- Location: Portland, Oregon, U.S.
- Coordinates: 45°30′43.5″N 122°41′13″W﻿ / ﻿45.512083°N 122.68694°W

= Walk of the Heroines =

Memorial and park in Portland, Oregon, U.S.

The Walk of the Heroines is a memorial and park on the Portland State University campus in Portland, Oregon.

== Description ==
The 18,000-square-foot park, "designed to give artistic recognition to women's vital contributions to our society and daily life", is along Southwest Harrison between 10th and 11th Avenues. It features walls inscribed with the names of more than 1,000 women, including Hillary Clinton, Amy Jacques Garvey, and Barbara Roberts. Mother Joseph Pariseau is also honored. John Laursen contributed to the project.

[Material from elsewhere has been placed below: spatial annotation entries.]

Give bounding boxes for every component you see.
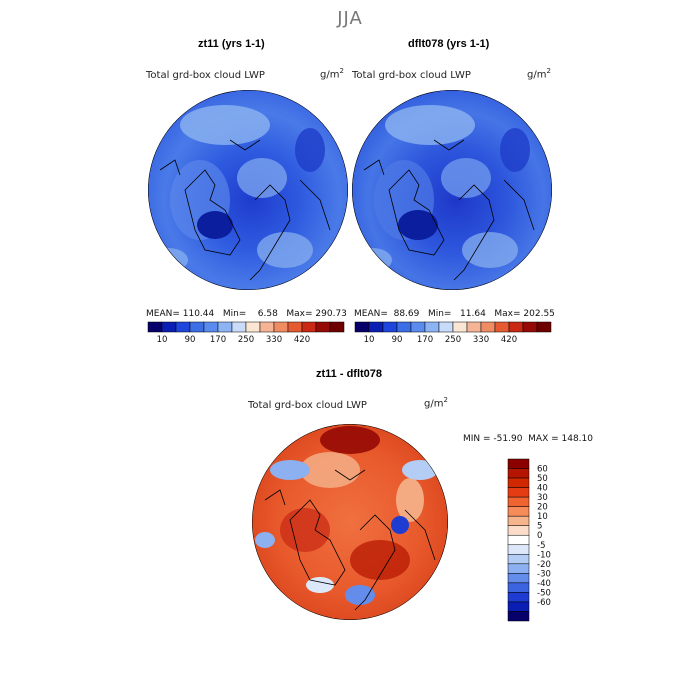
colorbar-dflt078-swatch [480,321,496,333]
colorbar-zt11-swatch [301,321,317,333]
colorbar-difference-tick-label: 20 [537,503,548,513]
variable-label-dflt078: Total grd-box cloud LWP [352,70,471,81]
colorbar-difference-swatch [507,506,530,517]
unit-label-difference: g/m2 [424,396,448,410]
colorbar-dflt078-tick-label: 250 [445,335,461,345]
colorbar-difference-swatch [507,582,530,593]
colorbar-dflt078-swatch [368,321,384,333]
variable-label-difference: Total grd-box cloud LWP [248,400,367,411]
unit-label-dflt078: g/m2 [527,67,551,81]
colorbar-zt11-swatch [231,321,247,333]
colorbar-difference-swatch [507,458,530,469]
colorbar-difference-swatch [507,611,530,622]
colorbar-difference-swatch [507,477,530,488]
colorbar-zt11-swatch [273,321,289,333]
colorbar-zt11: 10 90 170 250 330 420 [147,321,345,345]
variable-label-zt11: Total grd-box cloud LWP [146,70,265,81]
colorbar-dflt078: 10 90 170 250 330 420 [354,321,552,345]
panel-title-difference: zt11 - dflt078 [316,368,383,380]
colorbar-dflt078-swatch [508,321,524,333]
colorbar-difference-tick-label: 30 [537,493,548,503]
colorbar-dflt078-tick-label: 170 [417,335,433,345]
colorbar-zt11-swatch [161,321,177,333]
panel-title-dflt078: dflt078 (yrs 1-1) [408,38,490,50]
stats-zt11: MEAN= 110.44 Min= 6.58 Max= 290.73 [146,309,347,319]
colorbar-dflt078-swatch [410,321,426,333]
colorbar-difference-swatch [507,525,530,536]
colorbar-difference-swatch [507,534,530,546]
colorbar-zt11-tick-label: 250 [238,335,254,345]
colorbar-difference-swatch [507,515,530,526]
colorbar-zt11-swatch [189,321,205,333]
colorbar-difference-swatch [507,468,530,479]
unit-label-zt11: g/m2 [320,67,344,81]
colorbar-dflt078-swatch [382,321,398,333]
colorbar-dflt078-swatch [354,321,370,333]
colorbar-dflt078-swatch [466,321,482,333]
colorbar-difference-tick-label: 60 [537,465,548,475]
colorbar-dflt078-swatch [396,321,412,333]
colorbar-zt11-swatch [175,321,191,333]
colorbar-dflt078-tick-label: 10 [364,335,375,345]
colorbar-zt11-swatch [147,321,163,333]
colorbar-zt11-tick-label: 170 [210,335,226,345]
colorbar-difference-swatch [507,496,530,507]
colorbar-difference-tick-label: -50 [537,588,551,598]
map-difference [252,424,448,620]
colorbar-difference-swatch [507,573,530,584]
figure-title: JJA [337,8,363,29]
colorbar-difference-swatch [507,487,530,498]
stats-dflt078: MEAN= 88.69 Min= 11.64 Max= 202.55 [354,309,555,319]
colorbar-difference-tick-label: 40 [537,484,548,494]
colorbar-difference-tick-label: -5 [537,541,545,551]
map-dflt078 [352,90,552,290]
map-zt11 [148,90,348,290]
colorbar-dflt078-swatch [452,321,468,333]
colorbar-difference-swatch [507,554,530,565]
colorbar-zt11-swatch [217,321,233,333]
colorbar-difference-tick-label: -60 [537,598,551,608]
colorbar-difference-tick-label: -20 [537,560,551,570]
colorbar-zt11-swatch [203,321,219,333]
colorbar-zt11-tick-label: 420 [294,335,310,345]
colorbar-difference-swatch [507,592,530,603]
colorbar-zt11-swatch [329,321,345,333]
colorbar-dflt078-swatch [438,321,454,333]
colorbar-difference-swatch [507,544,530,555]
colorbar-zt11-swatch [315,321,331,333]
colorbar-dflt078-swatch [522,321,538,333]
colorbar-zt11-swatch [245,321,261,333]
colorbar-difference-tick-label: -40 [537,579,551,589]
panel-title-zt11: zt11 (yrs 1-1) [198,38,265,50]
colorbar-difference-tick-label: 5 [537,522,542,532]
colorbar-zt11-swatch [287,321,303,333]
colorbar-difference-tick-label: -10 [537,550,551,560]
colorbar-difference-tick-label: 0 [537,531,542,541]
stats-difference: MIN = -51.90 MAX = 148.10 [463,434,593,444]
colorbar-dflt078-swatch [536,321,552,333]
colorbar-difference-swatch [507,563,530,574]
colorbar-difference-swatch [507,601,530,612]
colorbar-dflt078-swatch [424,321,440,333]
colorbar-dflt078-tick-label: 90 [392,335,403,345]
colorbar-difference-tick-label: 50 [537,474,548,484]
colorbar-dflt078-tick-label: 420 [501,335,517,345]
colorbar-zt11-tick-label: 10 [157,335,168,345]
colorbar-difference-tick-label: 10 [537,512,548,522]
colorbar-difference-tick-label: -30 [537,569,551,579]
colorbar-zt11-tick-label: 90 [185,335,196,345]
colorbar-dflt078-swatch [494,321,510,333]
colorbar-dflt078-tick-label: 330 [473,335,489,345]
colorbar-zt11-tick-label: 330 [266,335,282,345]
colorbar-zt11-swatch [259,321,275,333]
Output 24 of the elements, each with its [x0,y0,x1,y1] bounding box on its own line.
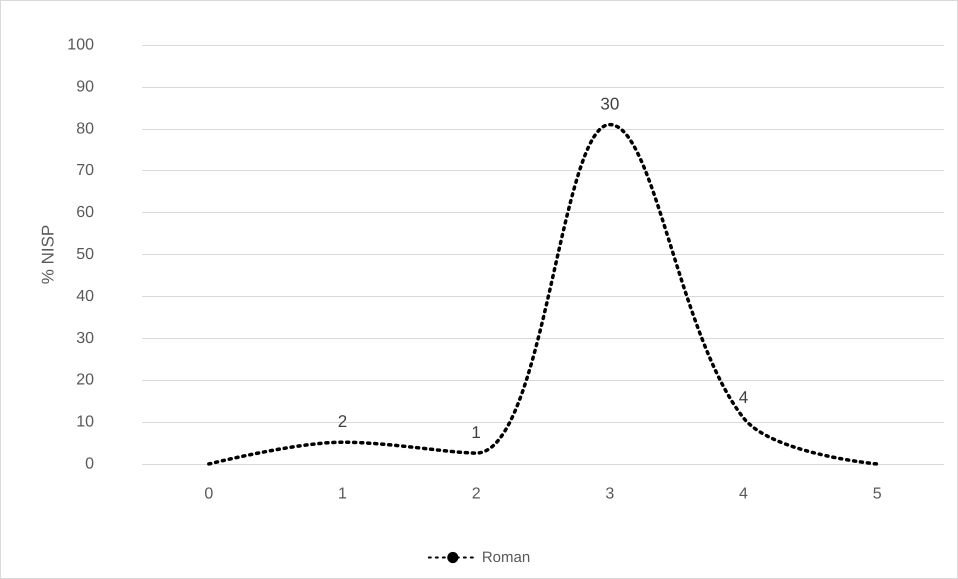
y-axis-title: % NISP [38,224,58,284]
line-series [207,122,879,466]
annotation: 4 [738,388,748,407]
annotation: 1 [471,423,481,442]
y-tick-label: 90 [76,78,94,96]
y-tick-label: 40 [76,288,94,305]
x-tick-label: 3 [605,486,614,502]
annotation: 2 [338,412,348,432]
annotation: 30 [600,94,620,114]
y-tick-label: 0 [85,456,94,472]
y-tick-label: 100 [67,36,94,54]
y-tick-label: 60 [76,204,94,222]
x-tick-label: 5 [872,486,882,502]
x-tick-label: 2 [472,486,481,502]
y-tick-label: 70 [76,162,94,180]
y-tick-label: 30 [76,330,94,347]
x-tick-label: 4 [739,486,748,502]
y-tick-label: 50 [76,246,94,263]
y-tick-label: 80 [76,120,94,138]
x-tick-label: 0 [204,486,214,502]
legend-label: Roman [482,549,530,566]
y-tick-label: 10 [76,414,94,431]
y-tick-label: 20 [76,372,94,389]
x-tick-label: 1 [338,486,348,502]
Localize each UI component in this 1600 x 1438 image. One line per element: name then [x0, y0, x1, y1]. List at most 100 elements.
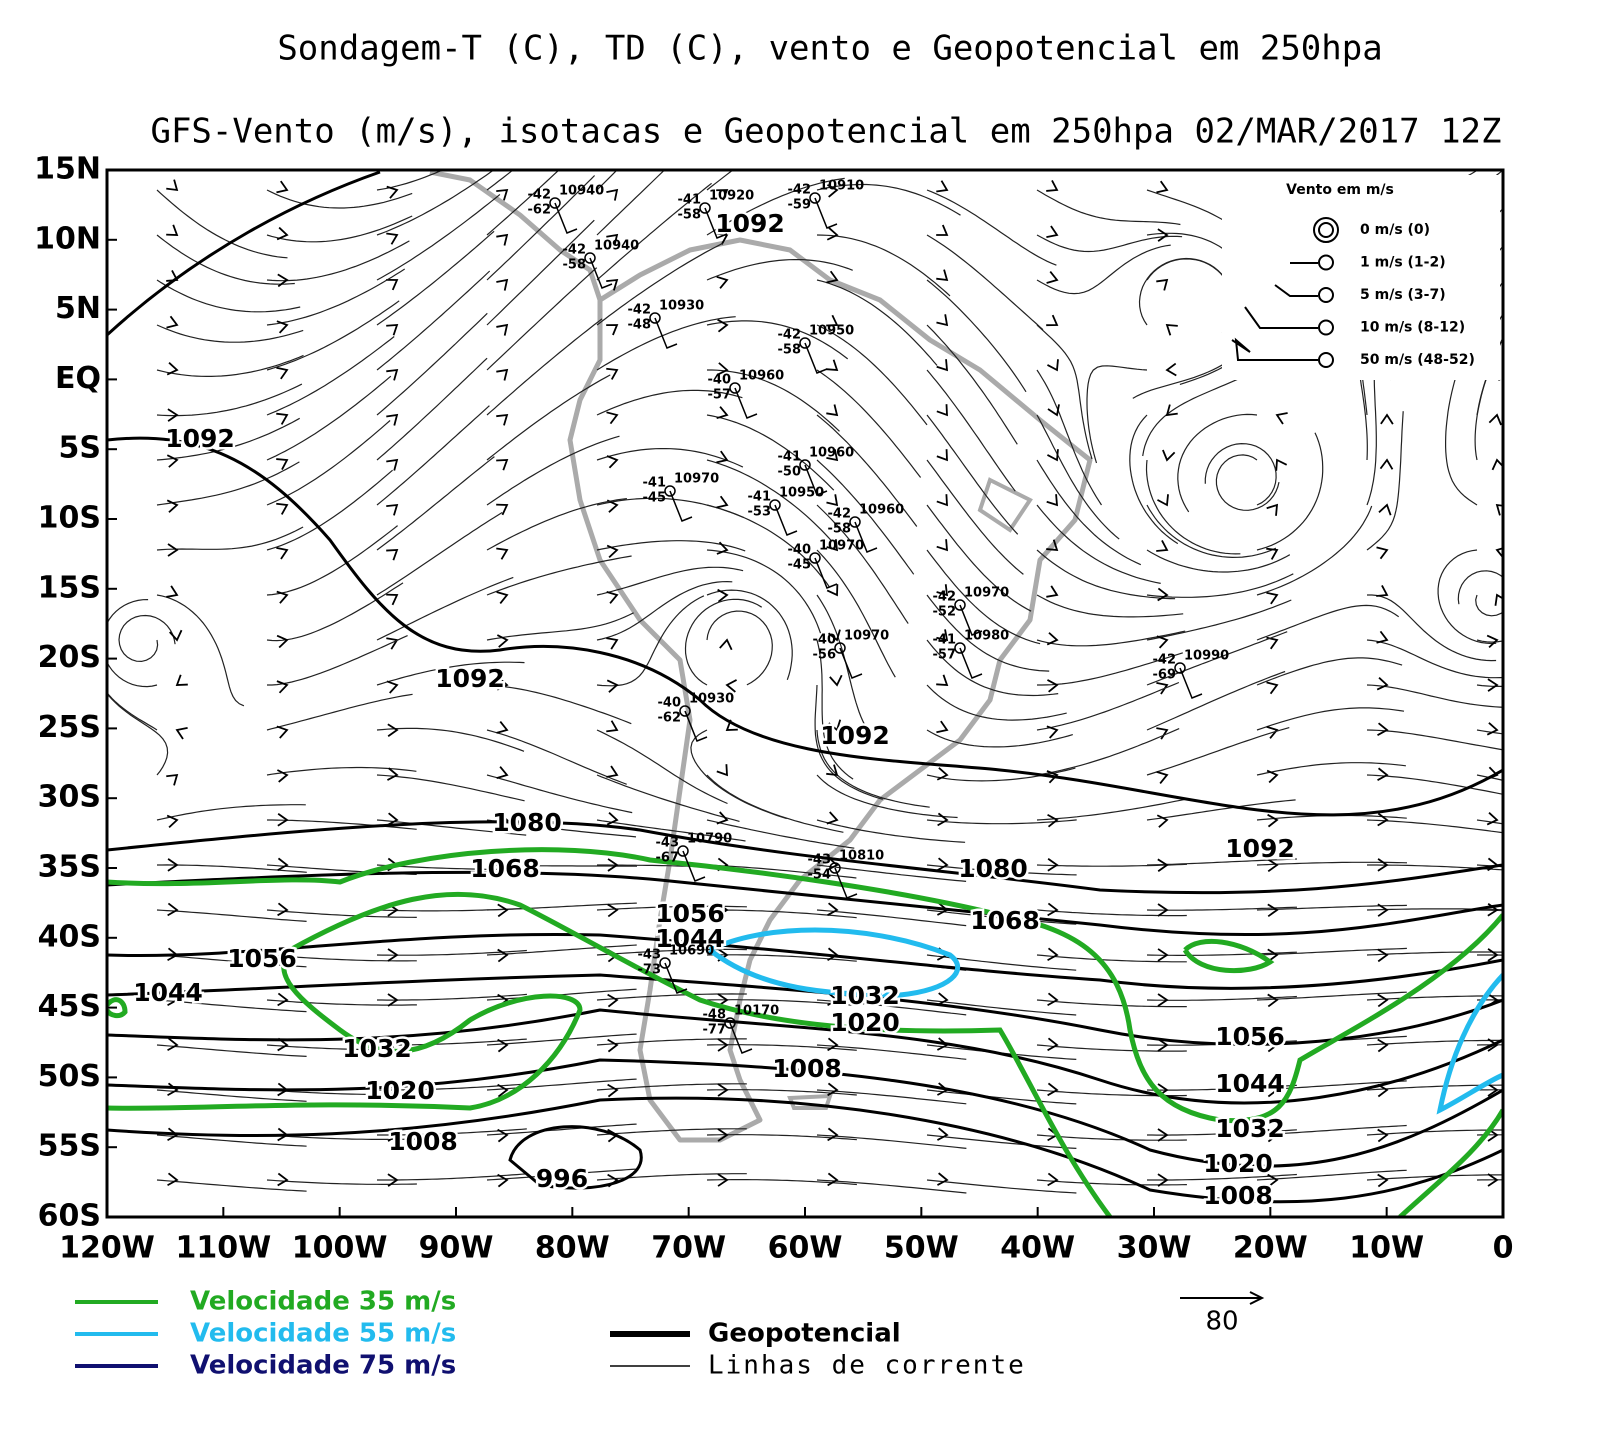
streamline [706, 170, 734, 191]
wind-arrow [1157, 1128, 1169, 1142]
station-circle [834, 642, 846, 654]
streamline [376, 405, 490, 506]
streamline [1036, 594, 1184, 618]
wind-legend-label: 0 m/s (0) [1360, 222, 1430, 238]
wind-arrow [1377, 903, 1389, 917]
wind-arrow [936, 494, 948, 507]
station: -43-73 10690 [638, 944, 714, 994]
station-height: 10940 [594, 239, 639, 254]
streamline [926, 279, 1027, 393]
wind-arrow [166, 269, 179, 282]
wind-arrow [276, 769, 289, 783]
contour-label: 1032 [1215, 1114, 1285, 1143]
wind-barb [814, 197, 838, 229]
contour-label: 1080 [958, 854, 1028, 883]
station-dewpoint: -67 [656, 851, 680, 866]
streamline [156, 526, 304, 551]
station-dewpoint: -59 [788, 198, 812, 213]
wind-arrow [1156, 635, 1169, 649]
wind-arrow [1157, 858, 1169, 873]
streamline [1036, 504, 1161, 584]
wind-arrow [1487, 1038, 1499, 1052]
wind-arrow [497, 1173, 509, 1188]
streamline [266, 954, 417, 962]
wind-arrow [496, 323, 509, 336]
streamline [1146, 573, 1294, 598]
streamline [816, 504, 909, 624]
lon-label: 70W [651, 1231, 726, 1266]
station-dewpoint: -58 [778, 343, 802, 358]
wind-arrow [386, 368, 399, 381]
station-circle [1318, 319, 1334, 336]
station-dewpoint: -53 [748, 505, 772, 520]
contour-label: 1056 [1215, 1022, 1285, 1051]
wind-arrow [1046, 270, 1059, 284]
wind-arrow [827, 992, 839, 1007]
streamline [486, 1078, 637, 1091]
lat-label: 50S [38, 1059, 101, 1094]
streamline [266, 582, 404, 642]
wind-arrow [497, 1038, 509, 1053]
wind-arrow [716, 232, 729, 245]
wind-arrow [1157, 948, 1169, 962]
wind-arrow [386, 503, 399, 516]
wind-arrow [276, 458, 289, 470]
contour-label: 1008 [1203, 1181, 1273, 1210]
station-temp: -40 [813, 633, 837, 648]
streamline [376, 774, 525, 802]
station-circle [659, 957, 671, 969]
station-height: 10920 [709, 189, 754, 204]
streamline [1366, 356, 1377, 506]
station-temp: -42 [778, 328, 802, 343]
streamline [1437, 549, 1497, 645]
station: -41-45 10970 [643, 472, 719, 522]
wind-arrow [1157, 228, 1169, 242]
streamline [1036, 549, 1176, 600]
lon-label: 40W [1000, 1231, 1075, 1266]
lon-label: 90W [419, 1231, 494, 1266]
wind-barb [834, 867, 858, 899]
lat-label: 35S [38, 850, 101, 885]
streamline [266, 336, 395, 416]
streamline [486, 219, 595, 326]
streamline [1146, 504, 1277, 559]
wind-arrow [936, 314, 949, 327]
wind-arrow [497, 948, 509, 963]
streamline [1146, 951, 1297, 956]
station-temp: -43 [808, 853, 832, 868]
wind-arrow [497, 858, 509, 872]
streamline [1146, 906, 1298, 911]
streamline [596, 566, 744, 596]
streamline [266, 525, 398, 596]
wind-arrow [936, 720, 949, 734]
contour-label: 1092 [165, 424, 235, 453]
wind-arrow [1266, 681, 1279, 695]
legend-label: Geopotencial [708, 1319, 901, 1349]
streamline [596, 580, 733, 641]
wind-arrow [166, 362, 179, 376]
wind-arrow [826, 539, 839, 552]
arrow [1180, 1291, 1265, 1305]
wind-arrow [826, 811, 839, 825]
streamline [1036, 798, 1186, 821]
legend-label: Velocidade 55 m/s [190, 1319, 456, 1349]
wind-arrow [1267, 858, 1279, 873]
streamline [816, 864, 967, 882]
wind-arrow [1377, 1173, 1389, 1188]
streamline [266, 240, 410, 282]
station-dewpoint: -69 [1153, 668, 1177, 683]
contour-label: 1068 [970, 906, 1040, 935]
station-temp: -48 [703, 1008, 727, 1023]
station-circle [1318, 254, 1334, 271]
streamline [486, 170, 560, 236]
streamline [926, 189, 1057, 266]
wind-arrow [937, 857, 949, 871]
streamline [816, 774, 958, 819]
wind-arrow [1376, 677, 1389, 691]
station-circle [954, 642, 966, 654]
wind-arrow [716, 541, 729, 555]
streamline [596, 1083, 747, 1091]
wind-arrow [1267, 993, 1279, 1008]
station-circle [1318, 352, 1334, 368]
station-dewpoint: -45 [643, 491, 667, 506]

Linda Stein designed the memorial's bronze torso sculptures.

==Reception==
In Portland Monthlys list of "The Weirdest, Most Wonderful Memorials and Museums in Portland (and Beyond)" Margaret Seiler wrote, "Many of the honorees and engraved quotes along the walkway have a ’90s-era, usual-suspects, herstory vibe, but lines from Nation columnist Katha Pollitt and novelist Arundhati Roy bring the walk into the 21st century."